Actor and comedian Helms, of TV’s The Daily Show with Jon Stewart and The Office, relies on a similar set of character traits for Tim Lippe, with a dash of stablemate Steve Carell and echoes of a pair of other comic Tims, Allen and Conway. But the entertainment property Arteta and his cast most often refer to is another Ed Helms movie, The Hangover.
Cedar Rapids is The Hangover for squares. Pile on John C. Reilly and Isiah Whitlock Jr. as “wild man-quiet man” corporate suite-mates, Anne Heche as Tim’s red-haired convention fling, Alia Shawkat as the hotel hooker, and the always dependable Kurtwood Smith as the sanctimonious insurance industry honcho, and we’re in business. The only things missing are Mike Tyson, a crazy Chinese gangster, a wild animal, and a lost baby. What do you want — this is Iowa.
Cedar Rapids lacks the ironic bite found in the work of one of its producers, filmmaker Alexander Payne, but the subtle comic touches of perceived “Midwestern life” are the same ones we admired in such films as About Schmidt and Citizen Ruth. If director Arteta (Youth in Revolt) is guilty of damping down the nastiness lurking just beneath the loud sweaters and hotel bars of the Midwest, he’s at least generous with Tim’s essential sweetness. Tim’s default exclamation is that favorite of airheads everywhere, “Super awesome!” He says it so much we can see he’s really trying to convince himself that everything will turn out right. And it will. If not in Cedar Rapids, then maybe back home in Brown Valley.
Is The Eagle an allegory on the current Central Asian petro-wars? Maybe so, but there are other things to talk about with Kevin Macdonald‘s well constructed historical adventure, the latest in the chain of Roman Empire-costumed crowd-pleasers that began with Gladiator.
For one, director Macdonald (a documentary maker and grandson of renowned British producer Emeric Pressburger), screenwriter Jeremy Brock, and novelist Rosemary Sutcliff see to it that legionary officer Marcus Aquila (Channing Tatum) pays attention to the telltale details of ancient Roman life, like burning an offering to his lares and penates — ancestral household deities — before embarking on a commando mission into Scotland to rescue the golden-eagle standard of his late father’s Ninth Legion, circa 140 CE. That body of imperial conquerors marched out and vanished, no doubt having tangled with fierce locals (shot on location in Scotland and Hungary) such as the Seal People of the North, who paint their faces and dance like Native Americans.

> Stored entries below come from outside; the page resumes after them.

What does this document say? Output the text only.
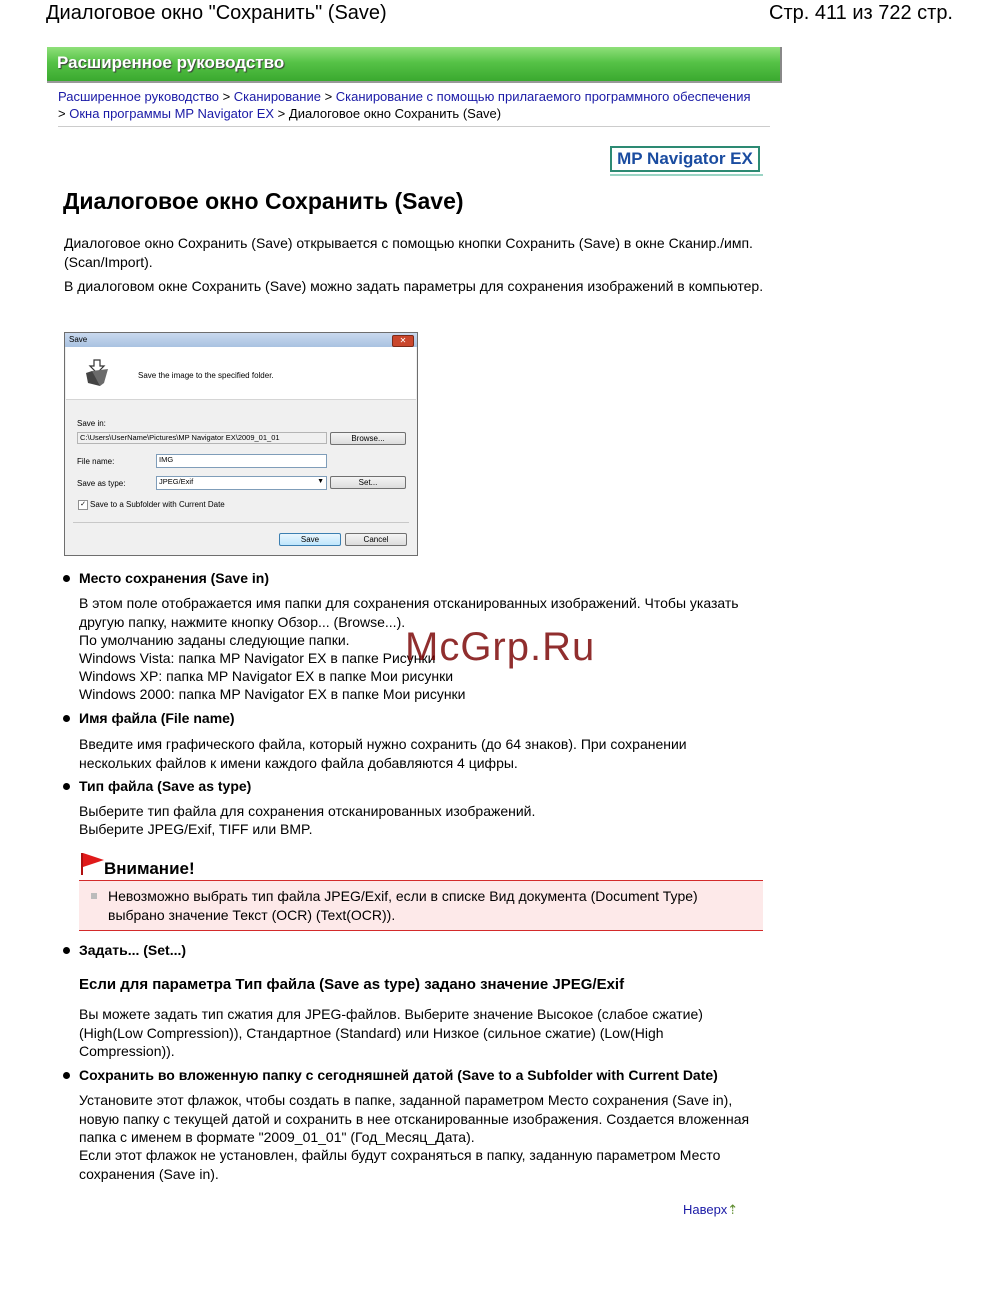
Диалоговое окно "Сохранить" (Save)	Стр. 411 из 722 стр.
Расширенное руководство
Расширенное руководство > Сканирование > Сканирование с помощью прилагаемого программного обеспечения > Окна программы MP Navigator EX > Диалоговое окно Сохранить (Save)
MP Navigator EX
Диалоговое окно Сохранить (Save)
Диалоговое окно Сохранить (Save) открывается с помощью кнопки Сохранить (Save) в окне Сканир./имп. (Scan/Import).
В диалоговом окне Сохранить (Save) можно задать параметры для сохранения изображений в компьютер.
Save	✕
Save the image to the specified folder.
Save in:
C:\Users\UserName\Pictures\MP Navigator EX\2009_01_01	Browse...
File name:	IMG
Save as type:	JPEG/Exif	▼	Set...
✓ Save to a Subfolder with Current Date
Save	Cancel
Место сохранения (Save in)
В этом поле отображается имя папки для сохранения отсканированных изображений. Чтобы указать другую папку, нажмите кнопку Обзор... (Browse...).
По умолчанию заданы следующие папки.
Windows Vista: папка MP Navigator EX в папке Рисунки
Windows XP: папка MP Navigator EX в папке Мои рисунки
Windows 2000: папка MP Navigator EX в папке Мои рисунки
Имя файла (File name)
Введите имя графического файла, который нужно сохранить (до 64 знаков). При сохранении нескольких файлов к имени каждого файла добавляются 4 цифры.
Тип файла (Save as type)
Выберите тип файла для сохранения отсканированных изображений.
Выберите JPEG/Exif, TIFF или BMP.
Внимание!
Невозможно выбрать тип файла JPEG/Exif, если в списке Вид документа (Document Type) выбрано значение Текст (OCR) (Text(OCR)).
Задать... (Set...)
Если для параметра Тип файла (Save as type) задано значение JPEG/Exif
Вы можете задать тип сжатия для JPEG-файлов. Выберите значение Высокое (слабое сжатие) (High(Low Compression)), Стандартное (Standard) или Низкое (сильное сжатие) (Low(High Compression)).
Сохранить во вложенную папку с сегодняшней датой (Save to a Subfolder with Current Date)
Установите этот флажок, чтобы создать в папке, заданной параметром Место сохранения (Save in), новую папку с текущей датой и сохранить в нее отсканированные изображения. Создается вложенная папка с именем в формате "2009_01_01" (Год_Месяц_Дата).
Если этот флажок не установлен, файлы будут сохраняться в папку, заданную параметром Место сохранения (Save in).
Наверх⇡
McGrp.Ru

If we’re forced to choose one contemporary Romans ‘n’ barbarians movie, this is the one. The lines are not unbearably stupid, the Picts are appropriately savage, and there’s the presence of Donald Sutherland as Marcus’ uncle. Now somebody please explain the infinity pool at the Roman villa in Britain. Fittingly, it’s Guern (played by actor Mark Strong), a grizzled survivor of the Ninth Legion massacre, who offers a link to present-day overseas campaigns. Speaking of the rugged countryside beyond Hadrian’s Wall, Guern observes that there’s nothing here worth taking, but that they always have to push on and have more wars. The eternal soldier’s complaint.